Nebi ve Rasul Kavramlarının Önemi (Helal-Haram Koyma Açısından)
Kur’an’da Nebi ile Rasularasında çok büyük farklar vardır. Bundan dolayı ikisi için Farsça olan peygamber kelimesini kullanmak mümkün değildir (Ahzab [33] 36-37; Hac [22] 52). Nebi, vahiy alan/değeri yükseltilen kişi demektir (Nebi’lik bitti). Rasul ise, kendisine bildirilenleri tebliğ eden, elçi anlamındadır (Rasulün bir anlamı da iletilen mesajın bizzat kendisidir, bu bağlamda Kur’an da bir rasuldür, Bakara [2] 101, 89). Hz. Muhammed 24 saat Nebi-Rasul idi, Kur’an’ı tebliğ ederken Rasul vasfı ön plana çıkıyordu (Maide [5] 67, 92, 99; Nahl [16] 35, 82; Nur [24] 54; Teğabün [64] 12).
Kur’an Rasule itaat ister. Kur’an’da Nebi’ye itaati emreden hiçbir ayet yoktur! Kur’an’daki tüm Allah’a itaat emirleri, istisnasız olarak Allah’a ve Rasulüne itaat edin şeklindedir. Bu, Allah’a ve Rasulüne ayrı ayrı itaat edin demek değildir. Allah’a, Allah’ın ayetlerini tebliğ eden Rasule itaat ederek itaat edin, demektir. Zira Kim Rasule itaat ederse Allah’a itaat etmiş olur (Nisa [4] 80). Allah’ın ayetlerini tebliğ ettiği, yani eksiltme ve çıkartma yapamayacağı için Elçi’ye itaat Allah’a itaattir. Rasule isyan da Allah’a isyandır (En’am, [6] 33; Nisa [4] 14). Fakat Nebi’ye sadece marufta (doğrularda) itaat edilecek, yanlış yaparsa karşı çıkılacaktır (Mümtehane [60] 12). Hz. Muhammed ve diğer nebiler, Nebi olarak hata yapmışlar ve uyarılmışlardır (Ahzab [33] 1-2; Enfal [8] 67-68; Muhammed [47] 19; Tahrim [66] 1). Üsve-i Hasene (Rol model), Nebi değil Rasul Muhammed’dir. Sahabilerin yönelttiği “Ya Rasulullah, bu senin mi Allah’ın emri mi?” sorusu aslında Nebi ve Rasul ayrımının pratikteki karşılığıdır.

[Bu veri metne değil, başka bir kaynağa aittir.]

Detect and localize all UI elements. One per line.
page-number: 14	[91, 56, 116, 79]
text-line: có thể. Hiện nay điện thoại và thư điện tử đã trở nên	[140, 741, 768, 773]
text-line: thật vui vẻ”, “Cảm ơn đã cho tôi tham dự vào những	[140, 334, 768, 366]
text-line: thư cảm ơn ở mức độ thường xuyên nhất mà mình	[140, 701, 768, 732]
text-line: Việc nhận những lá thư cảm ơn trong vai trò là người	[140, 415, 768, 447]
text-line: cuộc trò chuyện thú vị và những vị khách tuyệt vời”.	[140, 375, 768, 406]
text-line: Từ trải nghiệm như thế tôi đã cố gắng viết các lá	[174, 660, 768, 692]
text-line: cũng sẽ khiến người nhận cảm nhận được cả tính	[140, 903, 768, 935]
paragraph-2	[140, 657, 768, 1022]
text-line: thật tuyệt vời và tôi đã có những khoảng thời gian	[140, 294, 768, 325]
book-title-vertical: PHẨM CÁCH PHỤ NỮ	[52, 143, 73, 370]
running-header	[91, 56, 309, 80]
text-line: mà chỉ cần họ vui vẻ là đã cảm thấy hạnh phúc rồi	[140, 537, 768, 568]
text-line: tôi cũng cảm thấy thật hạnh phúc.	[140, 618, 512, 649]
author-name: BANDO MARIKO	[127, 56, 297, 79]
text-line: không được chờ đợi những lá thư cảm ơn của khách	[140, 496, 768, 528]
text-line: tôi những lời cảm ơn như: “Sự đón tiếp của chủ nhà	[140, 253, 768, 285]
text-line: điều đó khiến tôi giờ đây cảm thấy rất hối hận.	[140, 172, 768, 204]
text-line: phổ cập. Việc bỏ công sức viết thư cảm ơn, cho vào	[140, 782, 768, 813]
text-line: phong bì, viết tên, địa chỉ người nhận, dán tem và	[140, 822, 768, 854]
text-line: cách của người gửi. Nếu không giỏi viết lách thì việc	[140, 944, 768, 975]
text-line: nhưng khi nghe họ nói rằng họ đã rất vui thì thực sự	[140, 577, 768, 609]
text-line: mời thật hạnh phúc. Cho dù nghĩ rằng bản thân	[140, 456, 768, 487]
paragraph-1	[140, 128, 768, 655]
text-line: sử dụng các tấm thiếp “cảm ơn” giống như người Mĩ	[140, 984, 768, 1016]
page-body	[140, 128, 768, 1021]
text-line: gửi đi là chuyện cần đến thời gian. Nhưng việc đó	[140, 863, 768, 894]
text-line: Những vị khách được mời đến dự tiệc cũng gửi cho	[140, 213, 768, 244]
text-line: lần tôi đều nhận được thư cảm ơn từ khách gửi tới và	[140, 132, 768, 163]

Allah kendi sözlerini bize sadece Elçileri aracılığıyla bildirdiği için Rasul’ün helal kıldığı aslında Allah’ın helal kıldığı, haram kıldığı da Allah’ın haram kıldığıdır (A’raf [7] 157). Elçinin hükmü, elçiyi gönderenin hükmüdür. Allah başka, Rasul başka hüküm vermez. Yoksa bu şirk olurdu (Kehf [18] 26). Zaten Nebi’nin haram kılma yetkisi yoktur (Tahrim [66] 1). Dolayısıyla Nebi ve Rasul ayrımı bilinmediği zaman peygamberin hüküm koyma yetkisinin olup olmadığı meselesi anlaşılamaz.
Prof. Dr. Zeki Bayraktar’a teşekkürler.
Not:
Kur’an’da nebiye itaati emreden ayetlerin de var olduğu belirtilir. Bunlardan birisi de Araf [7] 157’dir. Ayet şöyledir: “O ümmi-nebi (olan) rasule tabi olanlar…” Eğer bu ayete dayanarak nebiye tabi olmak şart denilirse, ümmi olan birine tabi olmak da şarttır demeleri lazım. Ümmilik ve nebilik, tabi olunacak olan resulün sıfatlarıdır. Yani ayet özetle ey ehli kitap, bu resule, yani ümmi-nebi olan rasule tabi olun, diyor.